Eco-Emballages : les points noirs du point vert

Par Les Amis de la Terre - le Cniid et Agir pour l'environnement

A l’occasion de la présentation à la presse par Eco-Emballages du Plan national du tri et du recyclage ce jour, les associations de protection de l’environnement le Cniid (Centre national d’information indépendante sur les déchets), les Amis de la Terre et Agir pour l’environnement présentent une lecture critique du bilan du système de tri et de recyclage français. Elles rappellent à la même occasion les dysfonctionnements et les dérives trop souvent occultés du dispositif Eco-Emballages.

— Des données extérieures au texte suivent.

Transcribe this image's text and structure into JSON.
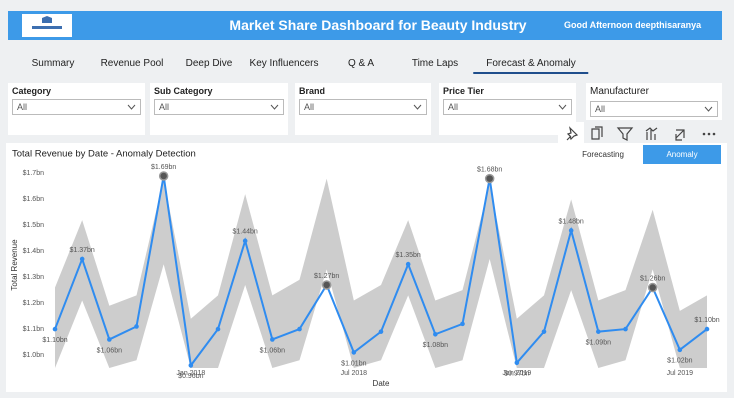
{
  "header": {
    "title": "Market Share Dashboard for Beauty Industry",
    "greeting": "Good Afternoon deepthisaranya"
  },
  "tabs": [
    "Summary",
    "Revenue Pool",
    "Deep Dive",
    "Key Influencers",
    "Q & A",
    "Time Laps",
    "Forecast & Anomaly"
  ],
  "filters": [
    {
      "label": "Category",
      "value": "All"
    },
    {
      "label": "Sub Category",
      "value": "All"
    },
    {
      "label": "Brand",
      "value": "All"
    },
    {
      "label": "Price Tier",
      "value": "All"
    },
    {
      "label": "Manufacturer",
      "value": "All"
    }
  ],
  "buttons": [
    "Forecasting",
    "Anomaly"
  ],
  "chart_data": {
    "type": "line",
    "title": "Total Revenue by Date - Anomaly Detection",
    "x_label": "Date",
    "y_label": "Total Revenue",
    "x": [
      "2017-08",
      "2017-09",
      "2017-10",
      "2017-11",
      "2017-12",
      "2018-01",
      "2018-02",
      "2018-03",
      "2018-04",
      "2018-05",
      "2018-06",
      "2018-07",
      "2018-08",
      "2018-09",
      "2018-10",
      "2018-11",
      "2018-12",
      "2019-01",
      "2019-02",
      "2019-03",
      "2019-04",
      "2019-05",
      "2019-06",
      "2019-07",
      "2019-08"
    ],
    "values": [
      1.1,
      1.37,
      1.06,
      1.11,
      1.69,
      0.96,
      1.1,
      1.44,
      1.06,
      1.1,
      1.27,
      1.01,
      1.09,
      1.35,
      1.08,
      1.12,
      1.68,
      0.97,
      1.09,
      1.48,
      1.09,
      1.1,
      1.26,
      1.02,
      1.1
    ],
    "value_labels": [
      "$1.10bn",
      "$1.37bn",
      "$1.06bn",
      null,
      "$1.69bn",
      "$0.96bn",
      null,
      "$1.44bn",
      "$1.06bn",
      null,
      "$1.27bn",
      "$1.01bn",
      null,
      "$1.35bn",
      "$1.08bn",
      null,
      "$1.68bn",
      "$0.97bn",
      null,
      "$1.48bn",
      "$1.09bn",
      null,
      "$1.26bn",
      "$1.02bn",
      "$1.10bn"
    ],
    "color": "#2f8cf0",
    "band": {
      "color": "#cdcdcd",
      "upper": [
        1.26,
        1.52,
        1.19,
        1.23,
        1.68,
        1.14,
        1.23,
        1.62,
        1.23,
        1.29,
        1.68,
        1.21,
        1.27,
        1.52,
        1.21,
        1.25,
        1.66,
        1.14,
        1.23,
        1.6,
        1.21,
        1.25,
        1.56,
        1.17,
        1.23
      ],
      "lower": [
        0.95,
        1.21,
        0.95,
        0.98,
        1.35,
        0.95,
        0.95,
        1.27,
        0.95,
        0.98,
        1.33,
        0.95,
        0.98,
        1.23,
        0.95,
        0.98,
        1.37,
        0.95,
        0.95,
        1.25,
        0.95,
        0.98,
        1.33,
        0.95,
        0.95
      ]
    },
    "anomaly_color": "#555555",
    "xlim": [
      "2017-08",
      "2019-08"
    ],
    "xticks": [
      {
        "value": "2018-01",
        "label": "Jan 2018"
      },
      {
        "value": "2018-07",
        "label": "Jul 2018"
      },
      {
        "value": "2019-01",
        "label": "Jan 2019"
      },
      {
        "value": "2019-07",
        "label": "Jul 2019"
      }
    ],
    "ylim": [
      0.95,
      1.74
    ],
    "yticks": [
      {
        "value": 1.0,
        "label": "$1.0bn"
      },
      {
        "value": 1.1,
        "label": "$1.1bn"
      },
      {
        "value": 1.2,
        "label": "$1.2bn"
      },
      {
        "value": 1.3,
        "label": "$1.3bn"
      },
      {
        "value": 1.4,
        "label": "$1.4bn"
      },
      {
        "value": 1.5,
        "label": "$1.5bn"
      },
      {
        "value": 1.6,
        "label": "$1.6bn"
      },
      {
        "value": 1.7,
        "label": "$1.7bn"
      }
    ],
    "grid": false
  }
}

En mai dernier, Jacques Dermagne, Président du Conseil Economique, Social et Environnemental remettait la « Marianne d’Or » du Développement Durable à Philippe-Loïc Jacob, Président du Conseil d’administration d’Eco-Emballages, saluant ainsi « le travail mené depuis 18 ans par Eco-Emballages en faveur du tri et du recyclage dans les collectivités ». « Cette Marianne d’or du développement durable salue le travail réalisé par les équipes d’Eco-Emballages avec les entreprises, les collectivités, et les habitants. Aujourd’hui 63% des emballages ménagers sont recyclés, un vrai succès que l’on doit à l’engagement de tous » expliquait alors Philippe-Loïc Jacob… Un prix qui ferait presque oublier les déboires financiers de l’éco-organisme survenus en décembre 2008. Pour rappel, lire sur CDURABLE.info : « Eco-Emballages : plus de contrôles pour les éco-organismes », en cliquant ici. Mais pas seulement… Les ONG rappellent que si en 1992, l’Etat a confié à Eco-Emballages des missions d’intérêt général via un agrément qu’il lui a délivré, c’est pour « contribuer à la politique de prévention de la production de déchets d’emballages et favoriser la collecte, le tri et le traitement des emballages ménagers ». Selon une analyse critique réalisée par le Cniid (Centre national d’information indépendante sur les déchets), les Amis de la Terre et Agir pour l’environnement, près de 20 ans plus tard, le compte n’y est pas…. Selon les trois ONG, si le tri a sensiblement augmenté, de nombreux points noirs ont entaché le dispositif du point vert : – les contributions des entreprises à l’éco-organisme n’ont pas permis une réduction significative du volume d’emballage – les performances de recyclage présentées par Eco-emballages sont surestimées – la prévention des déchets, priorité européenne et nationale, n’est toujours pas mise en œuvre efficacement bien qu’elle constitue une des missions de l’éco-organisme. « Nos associations souhaitent vivement que les pouvoirs publics soient enfin dotés de moyens de contrôle suffisants pour faire respecter les obligations assignées à l’éco-organisme dans le cahier des charges », explique Anne-Laure Wittmann des Amis de la Terre.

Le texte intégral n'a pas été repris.